Key takeaways for chiefs, sheriffs and investigative supervisors

Cyberbiosecurity will not emerge as a single, defined crime category. It will span homicide, fraud, extortion and exploitation. The common thread is that biological harm becomes a downstream effect of digital access. Here are some key considerations for law enforcement:

  • Write a cyberbio preservation trigger into policy and train it like any high-risk protocol
  • Build a standing contact network with hospital security, biomedical experts and legal counsel
  • Conduct at least one cyberbio tabletop exercise annually
  • Treat certain deaths as electronic crime scenes and preserve device context early [6]
  • Address genomic theft as a public safety issue, not solely a privacy concern [4,9]

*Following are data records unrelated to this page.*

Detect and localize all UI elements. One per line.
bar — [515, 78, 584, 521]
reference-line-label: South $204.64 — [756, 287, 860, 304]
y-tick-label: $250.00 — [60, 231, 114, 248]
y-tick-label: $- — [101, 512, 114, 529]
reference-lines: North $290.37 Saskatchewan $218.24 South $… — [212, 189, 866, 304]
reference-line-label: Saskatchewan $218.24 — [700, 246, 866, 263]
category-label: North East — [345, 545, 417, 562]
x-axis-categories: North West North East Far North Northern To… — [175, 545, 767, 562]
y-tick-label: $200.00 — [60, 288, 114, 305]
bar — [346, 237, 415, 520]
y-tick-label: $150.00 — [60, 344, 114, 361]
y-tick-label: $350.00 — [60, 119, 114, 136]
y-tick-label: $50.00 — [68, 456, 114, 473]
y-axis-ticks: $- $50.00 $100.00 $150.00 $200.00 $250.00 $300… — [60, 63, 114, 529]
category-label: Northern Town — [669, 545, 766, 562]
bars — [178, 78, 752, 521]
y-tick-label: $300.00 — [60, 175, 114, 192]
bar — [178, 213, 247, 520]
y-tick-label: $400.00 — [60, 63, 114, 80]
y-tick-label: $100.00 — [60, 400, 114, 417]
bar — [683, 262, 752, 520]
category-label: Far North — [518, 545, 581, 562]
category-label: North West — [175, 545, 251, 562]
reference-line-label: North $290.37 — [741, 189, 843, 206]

If law enforcement waits for a high-profile incident to build readiness, it will remain reactive. The more effective approach is straightforward: preserve early, build partnerships and train ahead of the threat.

References

  1. FDA. Cybersecurity Vulnerabilities with Certain Patient Monitors from Contec and Epsimed.
  2. NHS England. Potential Backdoor Embedded in Contec Health CMS8000 Patient Monitor Firmware.
  3. Murch RS, et al. (2018). Cyberbiosecurity: An Emerging New Discipline to Help Safeguard the Bioeconomy. Front. Bioeng. Biotechnol.
  4. NIST. (2023). Cybersecurity of Genomic Data.
  5. Robertson BS. (2025). Cyberbiosecurity Threat Forecasting.
  6. NIJ. (2008). Electronic Crime Scene Investigation.
  7. NIST. (2024). Cybersecurity Framework 2.0.
  8. HHS 405(d). (2023). Health Industry Cybersecurity Practices.
  9. NCSC. (2021). China’s Collection of Genomic Data.
  10. Heled Y, Vertinsky L. (2021). Genetic Paparazzi.
  11. Robinson E. (2025). OHSU News.
  12. Hadid, D. (2026). NPR.

About the author

Bradley S. Robertson is a detective sergeant assigned to Major Crimes with the Multnomah County Sheriff’s Office in Portland, Oregon, and a scholar-practitioner with more than two decades of investigative and public safety leadership. He holds an M.A. in Security Studies from the Naval Postgraduate School’s Center for Homeland Defense and Security (CHDS), where he graduated with distinction.
His master’s thesis — Cyberbiosecurity Threat Forecasting to Highlight Vulnerabilities in the Bioeconomy — used scenario-based strategic foresight to anticipate cyber-enabled biological harm and the investigative failure modes that follow. Robertson also serves as Vice President of the Oregon Homicide Investigators Association and has contributed to statewide standards and instruction, translating operational reality into practical readiness for the cyberbiosecurity era.